Returns the raw SOAP response. #to_s is an alias for the same value.

response.to_xml  # => "<response><success>true</success><name>luke</name></response>"
response.to_s    # same

#doc

Returns the SOAP response as a Nokogiri document.

response.doc  # => #<Nokogiri::XML::Document:0x1017b4268 ...

#xpath

Delegates to Nokogiri’s xpath method.

response.xpath("//v1:authenticateResponse/return/success").first.inner_text.should == "true"

#multipart?

Returns true when the response Content-Type header starts with multipart.

response.multipart?  # => true

#attachments

For multipart (MTOM) responses, returns the non-SOAP MIME parts as an Array of Mail::Part objects. Returns [] when the response isn’t multipart.

response.attachments.each do |part|
  File.binwrite("downloads/#{part.filename}", part.body.decoded)
end

#http

Returns the underlying Savon::Transport::Response, which wraps the HTTP response from the configured adapter (HTTPI or Faraday). It exposes code, headers, body, and cookies for inspecting the transport-level response.

response.http          # => Savon::Transport::Response
response.http.code     # => 200
response.http.headers  # => { "Content-Type" => "text/xml" }
response.http.body     # => "<soap:Envelope>...</soap:Envelope>"

The shape of cookies depends on the transport. The HTTPI transport returns an Array of HTTPI::Cookie objects, the Faraday transport returns a Hash of cookie names to values. Both shapes can be passed back to the next request via the cookies local.

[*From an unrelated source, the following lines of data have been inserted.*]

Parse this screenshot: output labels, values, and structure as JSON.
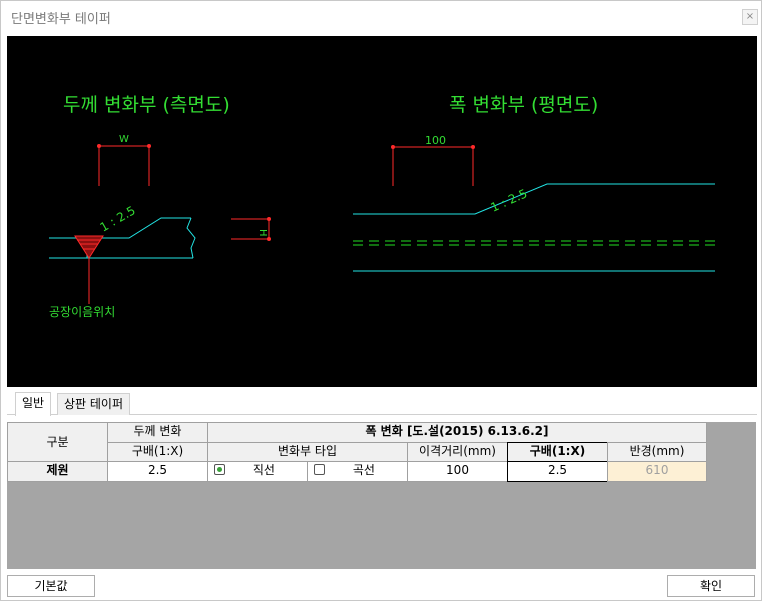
{
  "window": {
    "title": "단면변화부 테이퍼",
    "close_glyph": "×"
  },
  "drawing": {
    "side_title": "두께 변화부 (측면도)",
    "plan_title": "폭 변화부 (평면도)",
    "dim_w": "W",
    "dim_h": "H",
    "dim_plan": "100",
    "slope_side": "1 : 2.5",
    "slope_plan": "1 : 2.5",
    "weld_label": "공장이음위치",
    "colors": {
      "title": "#33dd33",
      "line": "#22e5e5",
      "dim": "#ff2a2a",
      "centerline": "#22dd22"
    }
  },
  "tabs": [
    {
      "label": "일반",
      "active": true
    },
    {
      "label": "상판 테이퍼",
      "active": false
    }
  ],
  "table": {
    "col_group": "구분",
    "thickness_change": "두께 변화",
    "width_change": "폭 변화 [도.설(2015) 6.13.6.2]",
    "slope_header": "구배(1:X)",
    "transition_type": "변화부 타입",
    "offset_distance": "이격거리(mm)",
    "width_slope": "구배(1:X)",
    "radius": "반경(mm)",
    "row_label": "제원",
    "thickness_slope_value": "2.5",
    "type_straight": "직선",
    "type_curve": "곡선",
    "selected_type": "직선",
    "offset_value": "100",
    "width_slope_value": "2.5",
    "radius_value": "610"
  },
  "buttons": {
    "default": "기본값",
    "ok": "확인"
  }
}
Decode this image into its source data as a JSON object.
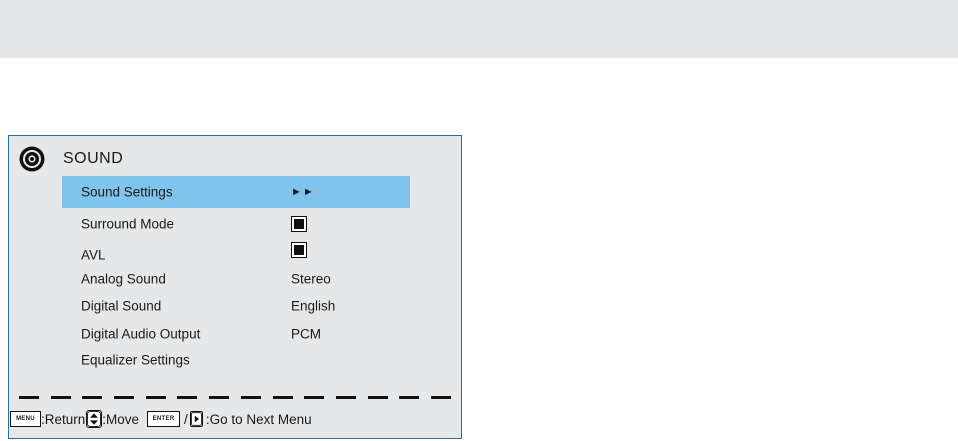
{
  "menu": {
    "title": "SOUND",
    "items": [
      {
        "label": "Sound Settings",
        "value": "►►",
        "type": "submenu",
        "selected": true
      },
      {
        "label": "Surround Mode",
        "value": "",
        "type": "checkbox",
        "checked": true
      },
      {
        "label": "AVL",
        "value": "",
        "type": "checkbox",
        "checked": true
      },
      {
        "label": "Analog Sound",
        "value": "Stereo",
        "type": "text"
      },
      {
        "label": "Digital Sound",
        "value": "English",
        "type": "text"
      },
      {
        "label": "Digital Audio Output",
        "value": "PCM",
        "type": "text"
      },
      {
        "label": "Equalizer Settings",
        "value": "",
        "type": "text"
      }
    ]
  },
  "hints": {
    "menu_key": "MENU",
    "return_text": ":Return",
    "move_text": ":Move",
    "enter_key": "ENTER",
    "slash": "/",
    "next_text": ":Go to Next Menu"
  },
  "colors": {
    "panel_bg": "#e6e7e8",
    "panel_border": "#2e6e9e",
    "highlight": "#7fc4ec"
  },
  "icons": [
    "speaker-icon",
    "menu-key-icon",
    "up-down-arrow-icon",
    "enter-key-icon",
    "right-arrow-icon"
  ]
}
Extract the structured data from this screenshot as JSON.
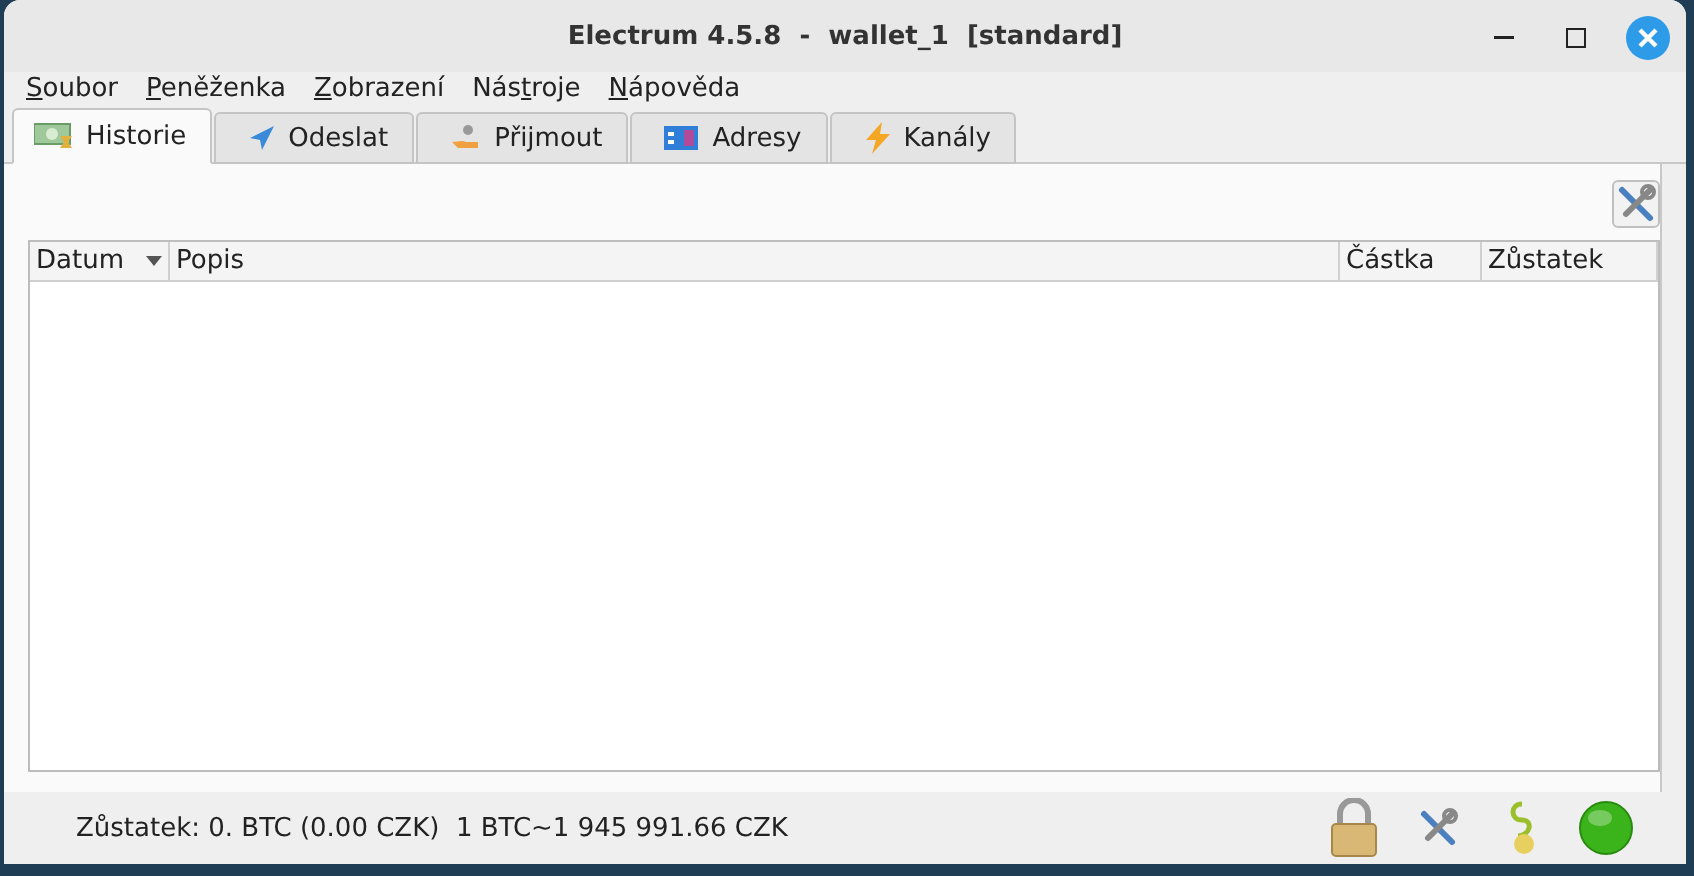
{
  "window": {
    "title": "Electrum 4.5.8  -  wallet_1  [standard]"
  },
  "menu": [
    {
      "access_key": "S",
      "after": "oubor"
    },
    {
      "access_key": "P",
      "after": "eněženka"
    },
    {
      "access_key": "Z",
      "after": "obrazení"
    },
    {
      "before": "Nás",
      "access_key": "t",
      "after": "roje"
    },
    {
      "access_key": "N",
      "after": "ápověda"
    }
  ],
  "tabs": [
    {
      "label": "Historie",
      "kind": "history",
      "selected": true
    },
    {
      "label": "Odeslat",
      "kind": "send",
      "selected": false
    },
    {
      "label": "Přijmout",
      "kind": "receive",
      "selected": false
    },
    {
      "label": "Adresy",
      "kind": "addresses",
      "selected": false
    },
    {
      "label": "Kanály",
      "kind": "channels",
      "selected": false
    }
  ],
  "table": {
    "columns": [
      {
        "label": "Datum",
        "sorted": true
      },
      {
        "label": "Popis",
        "sorted": false
      },
      {
        "label": "Částka",
        "sorted": false
      },
      {
        "label": "Zůstatek",
        "sorted": false
      }
    ]
  },
  "status_bar": {
    "balance": "Zůstatek: 0. BTC (0.00 CZK)  1 BTC~1 945 991.66 CZK",
    "connected": true
  }
}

response.http.cookies  # => [#<HTTPI::Cookie ...>]      with transport: :httpi
response.http.cookies  # => { "token" => "secret" }     with transport: :faraday

In case you disabled the global :raise_errors option, you can ask the response for its state.

response.success?     # => false
response.soap_fault?  # => true
response.http_error?  # => false

#successful? is an alias for #success?.

#soap_fault

Returns the Savon::SOAPFault for the response, or nil when no SOAP fault occurred. Useful as a conditional when raise_errors is disabled:

if fault = response.soap_fault
  logger.warn "SOAP fault: #{fault.to_hash[:fault][:faultstring]}"
end

When raise_errors is enabled (the default), Savon raises the fault instead of returning it on the response.

#http_error

Returns the Savon::HTTPError for the response, or nil when the HTTP layer returned a successful status. Useful as a conditional when raise_errors is disabled:

if error = response.http_error
  logger.warn "HTTP error: #{error.to_s}"
end

When raise_errors is enabled (the default), Savon raises the error instead of returning it on the response.